The government departments to which Inai passed on the highest number of clarification orders last year were, in order, the ministries of Public Education (SEP), Public Administration (SFP), National Defense (Sedena) and Health (Ssa).

Requests for clarification from the Education Ministry increased from just 24 in 2018 to 866 last year. The SFP and Sedena only received four Inai orders for clarification in the last year of Peña Nieto’s government but were given 397 and 359, respectively, in 2020.

Inai data also suggests that the office of the president (Presidencia) is not as transparent as López Obrador claims. In 2020, Inai formally instructed the office to supply or clarify information on 198 occasions while it did so a record 526 times in 2019.

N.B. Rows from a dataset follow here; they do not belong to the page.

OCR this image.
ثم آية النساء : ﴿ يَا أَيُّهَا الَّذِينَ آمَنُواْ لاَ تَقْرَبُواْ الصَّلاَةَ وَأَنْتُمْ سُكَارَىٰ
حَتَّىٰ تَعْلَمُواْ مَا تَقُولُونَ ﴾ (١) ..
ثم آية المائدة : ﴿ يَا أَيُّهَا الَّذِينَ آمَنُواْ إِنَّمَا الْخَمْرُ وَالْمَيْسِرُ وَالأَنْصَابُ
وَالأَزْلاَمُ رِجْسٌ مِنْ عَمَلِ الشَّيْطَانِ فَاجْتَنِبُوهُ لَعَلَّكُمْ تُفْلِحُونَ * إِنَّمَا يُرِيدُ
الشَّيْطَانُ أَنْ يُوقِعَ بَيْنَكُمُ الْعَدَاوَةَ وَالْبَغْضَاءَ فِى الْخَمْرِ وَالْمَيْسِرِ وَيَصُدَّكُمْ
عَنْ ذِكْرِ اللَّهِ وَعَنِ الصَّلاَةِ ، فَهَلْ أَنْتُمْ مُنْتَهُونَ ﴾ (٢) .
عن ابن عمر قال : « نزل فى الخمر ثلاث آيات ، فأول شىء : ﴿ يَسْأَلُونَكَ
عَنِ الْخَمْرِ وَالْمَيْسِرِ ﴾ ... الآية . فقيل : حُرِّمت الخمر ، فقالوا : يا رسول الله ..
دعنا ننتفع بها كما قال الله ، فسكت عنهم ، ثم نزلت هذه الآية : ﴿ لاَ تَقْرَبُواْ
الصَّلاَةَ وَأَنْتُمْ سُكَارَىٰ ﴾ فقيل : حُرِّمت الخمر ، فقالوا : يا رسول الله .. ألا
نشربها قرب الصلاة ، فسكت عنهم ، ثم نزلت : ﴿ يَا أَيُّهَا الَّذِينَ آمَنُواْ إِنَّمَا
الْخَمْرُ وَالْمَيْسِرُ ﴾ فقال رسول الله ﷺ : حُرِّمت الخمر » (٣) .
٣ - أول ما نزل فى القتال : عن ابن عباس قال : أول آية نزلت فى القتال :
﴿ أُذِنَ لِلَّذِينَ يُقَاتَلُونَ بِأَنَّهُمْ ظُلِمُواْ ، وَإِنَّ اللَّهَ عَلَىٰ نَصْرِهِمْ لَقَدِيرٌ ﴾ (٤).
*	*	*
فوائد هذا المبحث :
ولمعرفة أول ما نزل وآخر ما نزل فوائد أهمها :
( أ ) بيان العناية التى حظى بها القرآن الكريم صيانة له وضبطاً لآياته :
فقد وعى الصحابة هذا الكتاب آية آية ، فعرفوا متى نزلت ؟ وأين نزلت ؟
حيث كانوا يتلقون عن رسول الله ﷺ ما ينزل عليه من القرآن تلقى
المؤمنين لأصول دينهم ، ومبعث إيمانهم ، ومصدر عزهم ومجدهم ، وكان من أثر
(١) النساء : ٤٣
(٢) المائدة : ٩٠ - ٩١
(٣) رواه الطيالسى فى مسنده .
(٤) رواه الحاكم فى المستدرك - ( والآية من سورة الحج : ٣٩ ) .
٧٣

In the final year of Peña Nieto’s term, his office was only directed to supply or clarify information on seven occasions.

Citizens’ applications for information increased to 3,721 in 2019 from 896 in 2018 before declining to 1,774 last year.

With transparency evidently not as strong a suit as López Obrador would have people believe, it’s not surprising that the plan to incorporate Inai into a government department – over which the president has ultimate control – has not been well received by many.

Investigative journalists are among those who stand to lose if the president gets his way and Inai is effectively disbanded.

sandra romandia
Eliminating Inai is an attack on transparency: Romandía.

Writing in the newspaper Milenio, Sandra Romandía said that López Obrador’s proposal “sounds disastrous” for her profession.

Romandía cited a case in which reporters from Semanario Zeta, a news outlet in Tijuana, Baja California, gained access to information via transparency requests that allowed them to expose that some lawmakers in the northern state had improperly used generous allowances granted to them. Without a body that guarantees the right to transparency and access to information, that exposé and others would have been impossible to reveal, she asserted.

The president’s proposal to eliminate Inai is an attack on decades-long efforts to make Mexico more transparent, she contended, writing that the 2002 creation of the Federal Institute for Access to Information and Data Protection, Inai’s predeccesor, was a historical achievement that not only benefited journalists but democracy in Mexico.

The journalist charged that an Inai incorporated into the SFP – which López Obrador said was an option – would be toothless, pointing out that the ministry’s head, Public Administration Minister Irma Sandoval, is “aligned” with the president.

After quoting early 20th century United States president Theodore Roosevelt – who said in 1910 that “a great democracy has got to be progressive, or it will soon cease to be either great or a democracy” – Romandía wrote:

“To take backward steps is to erase from the map the hope for a better, more educated nation, with more information for decision making. It’s to erase moments like that … which the Semanario Zeta team and others lived, which – thanks to the exposure of realities [others] want to hide – generate changes in favor of a better society.”